Optical genome mapping unveils hidden structural variants in neurodevelopmental disorders

Abstract

While short-read sequencing currently dominates genetic research and diagnostics, it frequently falls short of capturing certain structural variants (SVs), which are often implicated in the etiology of neurodevelopmental disorders (NDDs). Optical genome mapping (OGM) is an innovative technique capable of capturing SVs that are undetectable or challenging-to-detect via short-read methods. This study aimed to investigate NDDs using OGM, specifically focusing on cases that remained unsolved after standard exome sequencing. OGM was performed in 47 families using ultra-high molecular weight DNA. Single-molecule maps were assembled de novo, followed by SV and copy number variant calling. We identified 7 variants of interest, of which 5 (10.6%) were classified as likely pathogenic or pathogenic, located in BCL11A, OPHN1, PHF8, SON, and NFIA. We also identified an inversion disrupting NAALADL2, a gene which previously was found to harbor complex rearrangements in two NDD cases. Variants in known NDD genes or candidate variants of interest missed by exome sequencing mainly consisted of larger insertions (> 1kbp), inversions, and deletions/duplications of a low number of exons (1-4 exons). In conclusion, in addition to improving molecular diagnosis in NDDs, this technique may also reveal novel NDD genes which may harbor complex SVs often missed by standard sequencing techniques.

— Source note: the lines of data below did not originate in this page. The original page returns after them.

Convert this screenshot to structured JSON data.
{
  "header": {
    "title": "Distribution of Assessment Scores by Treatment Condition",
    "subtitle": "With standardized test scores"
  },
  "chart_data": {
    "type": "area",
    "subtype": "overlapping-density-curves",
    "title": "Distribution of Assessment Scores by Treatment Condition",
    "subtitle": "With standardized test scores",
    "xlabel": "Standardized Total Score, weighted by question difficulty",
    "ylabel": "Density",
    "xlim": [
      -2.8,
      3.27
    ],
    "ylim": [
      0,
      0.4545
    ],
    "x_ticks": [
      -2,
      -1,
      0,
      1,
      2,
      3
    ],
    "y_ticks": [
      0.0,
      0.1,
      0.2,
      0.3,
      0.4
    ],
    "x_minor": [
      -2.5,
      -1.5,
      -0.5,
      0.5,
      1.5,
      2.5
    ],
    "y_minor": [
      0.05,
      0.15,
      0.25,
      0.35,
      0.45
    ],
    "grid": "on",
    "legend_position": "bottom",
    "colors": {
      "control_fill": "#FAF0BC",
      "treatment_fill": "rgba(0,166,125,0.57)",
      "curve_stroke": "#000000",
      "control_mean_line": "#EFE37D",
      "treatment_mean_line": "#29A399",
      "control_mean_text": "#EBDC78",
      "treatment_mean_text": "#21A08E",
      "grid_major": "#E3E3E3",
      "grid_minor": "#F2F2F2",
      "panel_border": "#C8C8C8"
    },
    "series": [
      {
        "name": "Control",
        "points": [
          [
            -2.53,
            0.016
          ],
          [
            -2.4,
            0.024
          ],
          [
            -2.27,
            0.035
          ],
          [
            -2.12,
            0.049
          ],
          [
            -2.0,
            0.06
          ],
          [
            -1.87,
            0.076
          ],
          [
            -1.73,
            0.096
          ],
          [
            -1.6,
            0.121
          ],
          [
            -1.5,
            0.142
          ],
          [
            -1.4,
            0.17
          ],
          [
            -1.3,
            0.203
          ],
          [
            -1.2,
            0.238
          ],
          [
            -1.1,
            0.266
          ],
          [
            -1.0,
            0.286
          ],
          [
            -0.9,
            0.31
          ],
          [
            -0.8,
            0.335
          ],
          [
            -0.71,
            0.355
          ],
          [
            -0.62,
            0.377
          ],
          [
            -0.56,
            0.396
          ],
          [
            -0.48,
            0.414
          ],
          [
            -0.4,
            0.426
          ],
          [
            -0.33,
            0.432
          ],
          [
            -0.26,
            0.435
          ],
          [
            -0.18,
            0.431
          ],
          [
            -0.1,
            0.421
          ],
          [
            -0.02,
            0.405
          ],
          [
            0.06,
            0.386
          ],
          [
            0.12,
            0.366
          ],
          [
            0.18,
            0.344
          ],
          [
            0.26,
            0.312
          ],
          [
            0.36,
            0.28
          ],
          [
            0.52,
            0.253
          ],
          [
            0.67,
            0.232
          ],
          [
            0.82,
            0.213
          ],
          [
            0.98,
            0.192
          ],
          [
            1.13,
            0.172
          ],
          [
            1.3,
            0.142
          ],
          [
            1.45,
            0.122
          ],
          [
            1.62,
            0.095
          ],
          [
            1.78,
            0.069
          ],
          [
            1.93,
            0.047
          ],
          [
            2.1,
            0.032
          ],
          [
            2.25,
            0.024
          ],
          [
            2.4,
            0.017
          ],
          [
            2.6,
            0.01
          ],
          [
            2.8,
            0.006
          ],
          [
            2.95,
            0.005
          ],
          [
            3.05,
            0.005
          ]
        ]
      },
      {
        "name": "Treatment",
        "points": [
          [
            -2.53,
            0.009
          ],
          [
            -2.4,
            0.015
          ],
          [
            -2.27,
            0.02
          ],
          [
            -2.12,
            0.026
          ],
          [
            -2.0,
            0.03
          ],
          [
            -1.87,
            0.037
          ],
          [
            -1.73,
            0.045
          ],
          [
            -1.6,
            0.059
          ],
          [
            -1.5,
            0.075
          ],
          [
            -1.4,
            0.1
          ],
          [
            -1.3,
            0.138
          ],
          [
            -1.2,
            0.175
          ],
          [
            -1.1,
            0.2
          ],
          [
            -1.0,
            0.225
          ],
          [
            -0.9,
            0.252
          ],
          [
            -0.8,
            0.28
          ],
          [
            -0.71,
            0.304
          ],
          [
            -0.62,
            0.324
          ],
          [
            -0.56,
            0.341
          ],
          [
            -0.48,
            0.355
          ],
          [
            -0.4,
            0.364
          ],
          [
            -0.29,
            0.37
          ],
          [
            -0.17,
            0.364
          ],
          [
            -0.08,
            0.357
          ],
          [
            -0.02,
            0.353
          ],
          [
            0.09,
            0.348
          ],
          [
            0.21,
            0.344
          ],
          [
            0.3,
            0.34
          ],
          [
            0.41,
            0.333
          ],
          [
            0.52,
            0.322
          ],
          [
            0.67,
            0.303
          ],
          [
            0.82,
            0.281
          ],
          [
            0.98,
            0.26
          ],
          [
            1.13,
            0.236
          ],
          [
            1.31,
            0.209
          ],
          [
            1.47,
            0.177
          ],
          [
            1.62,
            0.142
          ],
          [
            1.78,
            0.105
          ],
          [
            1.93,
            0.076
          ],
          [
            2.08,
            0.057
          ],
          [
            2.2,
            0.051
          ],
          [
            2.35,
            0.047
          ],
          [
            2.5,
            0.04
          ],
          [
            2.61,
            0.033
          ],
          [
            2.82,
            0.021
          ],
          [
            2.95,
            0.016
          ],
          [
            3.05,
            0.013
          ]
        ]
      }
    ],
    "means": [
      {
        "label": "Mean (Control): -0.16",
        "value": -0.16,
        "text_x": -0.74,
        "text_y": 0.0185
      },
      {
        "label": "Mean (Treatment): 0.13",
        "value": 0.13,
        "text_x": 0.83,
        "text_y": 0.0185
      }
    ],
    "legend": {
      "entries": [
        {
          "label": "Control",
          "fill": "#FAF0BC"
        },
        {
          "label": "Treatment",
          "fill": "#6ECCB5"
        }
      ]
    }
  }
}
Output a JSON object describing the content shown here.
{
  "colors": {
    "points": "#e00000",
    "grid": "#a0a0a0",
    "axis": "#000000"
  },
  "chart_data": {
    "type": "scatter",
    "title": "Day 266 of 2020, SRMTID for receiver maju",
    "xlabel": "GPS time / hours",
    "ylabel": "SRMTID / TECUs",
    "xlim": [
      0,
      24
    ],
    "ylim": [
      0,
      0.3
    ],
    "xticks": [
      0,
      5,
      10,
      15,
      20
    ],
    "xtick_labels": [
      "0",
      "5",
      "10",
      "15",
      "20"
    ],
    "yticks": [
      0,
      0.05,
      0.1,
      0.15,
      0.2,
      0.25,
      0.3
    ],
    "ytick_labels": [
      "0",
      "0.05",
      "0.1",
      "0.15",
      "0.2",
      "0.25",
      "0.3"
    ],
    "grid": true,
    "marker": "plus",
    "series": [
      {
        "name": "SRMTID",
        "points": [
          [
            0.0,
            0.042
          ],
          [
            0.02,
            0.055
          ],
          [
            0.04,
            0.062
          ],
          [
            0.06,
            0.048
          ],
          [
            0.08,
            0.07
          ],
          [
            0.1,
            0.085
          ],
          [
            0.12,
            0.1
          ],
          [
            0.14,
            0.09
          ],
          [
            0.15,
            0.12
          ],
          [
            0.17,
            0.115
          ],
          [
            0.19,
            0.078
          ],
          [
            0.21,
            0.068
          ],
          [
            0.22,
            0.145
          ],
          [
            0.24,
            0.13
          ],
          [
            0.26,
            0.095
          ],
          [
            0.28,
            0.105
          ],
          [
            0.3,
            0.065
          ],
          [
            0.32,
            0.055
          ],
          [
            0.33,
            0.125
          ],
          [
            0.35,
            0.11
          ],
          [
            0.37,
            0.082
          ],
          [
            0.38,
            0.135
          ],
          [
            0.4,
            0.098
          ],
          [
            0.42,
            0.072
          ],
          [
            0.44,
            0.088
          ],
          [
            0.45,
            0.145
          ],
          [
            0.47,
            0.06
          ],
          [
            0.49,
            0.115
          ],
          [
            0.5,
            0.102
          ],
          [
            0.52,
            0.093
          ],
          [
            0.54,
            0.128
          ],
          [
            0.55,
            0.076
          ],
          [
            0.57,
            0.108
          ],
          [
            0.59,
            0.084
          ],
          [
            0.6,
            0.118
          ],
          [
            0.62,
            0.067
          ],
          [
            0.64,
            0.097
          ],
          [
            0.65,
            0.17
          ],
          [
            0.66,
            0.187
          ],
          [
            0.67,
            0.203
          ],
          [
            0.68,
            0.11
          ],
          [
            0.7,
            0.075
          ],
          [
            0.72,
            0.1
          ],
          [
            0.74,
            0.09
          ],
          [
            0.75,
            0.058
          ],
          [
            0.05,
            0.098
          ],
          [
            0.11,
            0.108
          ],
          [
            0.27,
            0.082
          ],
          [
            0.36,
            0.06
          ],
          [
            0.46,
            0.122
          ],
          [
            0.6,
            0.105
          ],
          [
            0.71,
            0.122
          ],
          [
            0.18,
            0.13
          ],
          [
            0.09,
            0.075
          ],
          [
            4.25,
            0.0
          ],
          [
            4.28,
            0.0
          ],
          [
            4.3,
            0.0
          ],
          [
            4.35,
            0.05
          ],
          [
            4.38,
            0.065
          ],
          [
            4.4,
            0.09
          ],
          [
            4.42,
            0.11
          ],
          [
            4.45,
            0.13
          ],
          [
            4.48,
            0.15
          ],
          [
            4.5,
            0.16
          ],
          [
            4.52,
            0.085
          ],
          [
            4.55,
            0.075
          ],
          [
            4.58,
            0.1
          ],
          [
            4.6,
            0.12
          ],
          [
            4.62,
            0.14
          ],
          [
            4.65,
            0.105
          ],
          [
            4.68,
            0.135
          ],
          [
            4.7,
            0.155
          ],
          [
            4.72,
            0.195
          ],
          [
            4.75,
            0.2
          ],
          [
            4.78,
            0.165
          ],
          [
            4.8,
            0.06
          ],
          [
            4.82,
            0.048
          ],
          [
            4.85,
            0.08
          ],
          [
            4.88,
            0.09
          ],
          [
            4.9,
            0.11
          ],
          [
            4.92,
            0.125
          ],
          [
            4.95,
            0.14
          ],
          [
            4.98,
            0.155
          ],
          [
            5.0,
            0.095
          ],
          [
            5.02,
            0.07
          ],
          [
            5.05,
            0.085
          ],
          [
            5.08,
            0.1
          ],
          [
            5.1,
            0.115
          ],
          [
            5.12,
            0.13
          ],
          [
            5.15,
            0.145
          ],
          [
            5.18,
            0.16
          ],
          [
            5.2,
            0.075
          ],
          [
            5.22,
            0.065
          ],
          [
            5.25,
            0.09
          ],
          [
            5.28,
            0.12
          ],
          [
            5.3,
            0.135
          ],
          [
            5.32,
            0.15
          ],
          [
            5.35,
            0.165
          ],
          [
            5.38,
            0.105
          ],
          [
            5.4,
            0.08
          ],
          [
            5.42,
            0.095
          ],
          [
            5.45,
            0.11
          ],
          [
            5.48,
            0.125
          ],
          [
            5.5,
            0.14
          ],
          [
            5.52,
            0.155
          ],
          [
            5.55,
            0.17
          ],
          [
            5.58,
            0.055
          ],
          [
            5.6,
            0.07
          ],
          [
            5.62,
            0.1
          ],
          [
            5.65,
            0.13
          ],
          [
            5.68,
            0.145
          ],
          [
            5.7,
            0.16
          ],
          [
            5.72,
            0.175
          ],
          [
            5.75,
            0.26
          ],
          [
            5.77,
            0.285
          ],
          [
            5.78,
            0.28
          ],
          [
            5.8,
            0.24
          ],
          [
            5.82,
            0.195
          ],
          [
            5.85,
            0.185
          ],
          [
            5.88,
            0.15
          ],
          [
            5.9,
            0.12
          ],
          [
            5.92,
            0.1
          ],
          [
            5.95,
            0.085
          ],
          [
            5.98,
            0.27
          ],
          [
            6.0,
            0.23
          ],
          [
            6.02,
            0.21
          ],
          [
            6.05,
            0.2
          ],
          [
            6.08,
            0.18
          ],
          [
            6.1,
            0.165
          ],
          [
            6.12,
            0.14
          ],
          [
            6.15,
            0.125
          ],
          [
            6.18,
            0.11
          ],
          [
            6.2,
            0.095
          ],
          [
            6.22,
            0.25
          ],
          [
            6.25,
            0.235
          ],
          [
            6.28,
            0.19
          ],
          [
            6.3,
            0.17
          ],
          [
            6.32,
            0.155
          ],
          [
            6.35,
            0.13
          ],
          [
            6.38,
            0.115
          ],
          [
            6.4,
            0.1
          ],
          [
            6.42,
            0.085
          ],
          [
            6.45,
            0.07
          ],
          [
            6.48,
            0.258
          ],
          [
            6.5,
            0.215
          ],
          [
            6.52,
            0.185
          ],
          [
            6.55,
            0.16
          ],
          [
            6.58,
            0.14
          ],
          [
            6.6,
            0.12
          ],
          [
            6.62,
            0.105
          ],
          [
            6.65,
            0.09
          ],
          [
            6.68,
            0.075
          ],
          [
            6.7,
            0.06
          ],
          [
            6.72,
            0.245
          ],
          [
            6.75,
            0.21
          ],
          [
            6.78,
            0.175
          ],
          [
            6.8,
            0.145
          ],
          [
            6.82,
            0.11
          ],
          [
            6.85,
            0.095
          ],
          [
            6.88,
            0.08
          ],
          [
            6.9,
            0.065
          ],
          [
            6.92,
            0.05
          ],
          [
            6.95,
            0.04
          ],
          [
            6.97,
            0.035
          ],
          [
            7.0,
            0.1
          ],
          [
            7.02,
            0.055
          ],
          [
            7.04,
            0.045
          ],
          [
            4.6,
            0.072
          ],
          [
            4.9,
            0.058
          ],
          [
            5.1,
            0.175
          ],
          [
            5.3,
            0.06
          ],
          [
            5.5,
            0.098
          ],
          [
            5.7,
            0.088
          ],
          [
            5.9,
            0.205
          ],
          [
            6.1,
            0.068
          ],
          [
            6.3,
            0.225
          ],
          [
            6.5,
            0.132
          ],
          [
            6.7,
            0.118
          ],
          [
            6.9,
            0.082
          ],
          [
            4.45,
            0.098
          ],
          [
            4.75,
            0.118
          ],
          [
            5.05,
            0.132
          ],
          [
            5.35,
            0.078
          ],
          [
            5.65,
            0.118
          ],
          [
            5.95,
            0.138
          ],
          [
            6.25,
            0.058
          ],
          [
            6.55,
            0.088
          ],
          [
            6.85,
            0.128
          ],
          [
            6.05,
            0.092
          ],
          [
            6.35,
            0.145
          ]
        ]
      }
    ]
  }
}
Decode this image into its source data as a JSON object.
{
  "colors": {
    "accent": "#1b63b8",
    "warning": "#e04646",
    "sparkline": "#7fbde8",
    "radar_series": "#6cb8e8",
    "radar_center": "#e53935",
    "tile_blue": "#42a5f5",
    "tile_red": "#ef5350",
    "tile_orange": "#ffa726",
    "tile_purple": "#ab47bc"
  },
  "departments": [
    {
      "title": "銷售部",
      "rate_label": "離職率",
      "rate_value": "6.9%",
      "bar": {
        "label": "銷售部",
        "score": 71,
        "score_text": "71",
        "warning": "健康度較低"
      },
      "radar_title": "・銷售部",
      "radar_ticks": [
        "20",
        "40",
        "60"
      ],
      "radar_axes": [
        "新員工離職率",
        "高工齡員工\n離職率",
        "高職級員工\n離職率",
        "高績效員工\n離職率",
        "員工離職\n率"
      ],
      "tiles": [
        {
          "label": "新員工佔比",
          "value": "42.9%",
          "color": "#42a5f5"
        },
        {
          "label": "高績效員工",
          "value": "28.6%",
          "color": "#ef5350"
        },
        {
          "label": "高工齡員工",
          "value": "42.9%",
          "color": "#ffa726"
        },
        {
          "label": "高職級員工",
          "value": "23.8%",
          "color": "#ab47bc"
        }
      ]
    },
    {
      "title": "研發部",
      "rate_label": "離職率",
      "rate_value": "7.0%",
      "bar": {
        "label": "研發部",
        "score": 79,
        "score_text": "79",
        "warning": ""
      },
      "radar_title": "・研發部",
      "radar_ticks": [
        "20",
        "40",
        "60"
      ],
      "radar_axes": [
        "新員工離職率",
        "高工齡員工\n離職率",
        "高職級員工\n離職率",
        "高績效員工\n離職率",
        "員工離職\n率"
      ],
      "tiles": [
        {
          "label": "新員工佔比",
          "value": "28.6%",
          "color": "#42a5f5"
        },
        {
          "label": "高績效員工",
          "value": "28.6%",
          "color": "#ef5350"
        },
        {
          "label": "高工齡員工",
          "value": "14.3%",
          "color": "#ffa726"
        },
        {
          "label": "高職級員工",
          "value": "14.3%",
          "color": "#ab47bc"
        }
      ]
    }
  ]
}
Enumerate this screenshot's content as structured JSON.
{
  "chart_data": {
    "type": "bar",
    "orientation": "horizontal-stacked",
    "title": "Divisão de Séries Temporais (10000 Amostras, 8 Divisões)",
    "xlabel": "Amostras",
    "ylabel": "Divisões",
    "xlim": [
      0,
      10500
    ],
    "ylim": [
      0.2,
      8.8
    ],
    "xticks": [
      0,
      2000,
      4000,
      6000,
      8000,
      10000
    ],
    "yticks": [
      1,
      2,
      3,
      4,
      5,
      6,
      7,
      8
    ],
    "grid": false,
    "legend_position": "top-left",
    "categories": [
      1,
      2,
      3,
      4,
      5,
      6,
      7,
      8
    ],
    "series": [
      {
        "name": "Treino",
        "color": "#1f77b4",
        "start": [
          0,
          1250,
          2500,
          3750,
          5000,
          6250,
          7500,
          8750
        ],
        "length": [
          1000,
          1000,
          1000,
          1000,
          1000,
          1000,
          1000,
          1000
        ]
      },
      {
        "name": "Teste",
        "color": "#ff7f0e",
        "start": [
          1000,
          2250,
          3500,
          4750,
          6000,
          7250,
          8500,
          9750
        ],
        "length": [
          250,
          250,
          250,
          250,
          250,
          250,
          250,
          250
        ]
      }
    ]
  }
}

Keywords: Copy number variants; Neurodevelopmental disorders; Optical genome mapping; Structural variants; Unsolved cases.

Figure 1

Variant identified via OGM in this study. Reference map: Green; Case map: Blue. (A) In family FIN44, a 19.5 kb intragenic hemizygous duplication in OPHN1 affecting 4 exons was identified as ogm[GRCh38] Xq12 (68205934_68225423) × 2; (B) In family FIN66, a mosaic 27.8 Mb balanced paracentric inversion was found as ogm[GRCh38] inv(1p35.1p31.3)(33246132_61045156). One of the two breakpoints affects the NFIA gene. (C) In family FIN70, we identified a heterozygous 2.4 kb deletion verified to affect the first exon of SON, ogm[GRCh38]21q22.11(33538696_33548254) × 1. (D) In family FIN78, we identified a hemizygous 17.7 kb deletion covering the first two coding exons of PHF8, ogm[GRCh38] Xp11.22(54030836_54059408) × 0. (E) In family FIN105, we identified a heterozygous 2.1 kb deletion ogm[GRCh38] 2p16.1(60458858_60463416) × 1 partially deleting an exon of BCL11A. Molecule support for each variant is presented in Suppl. Fig. 2.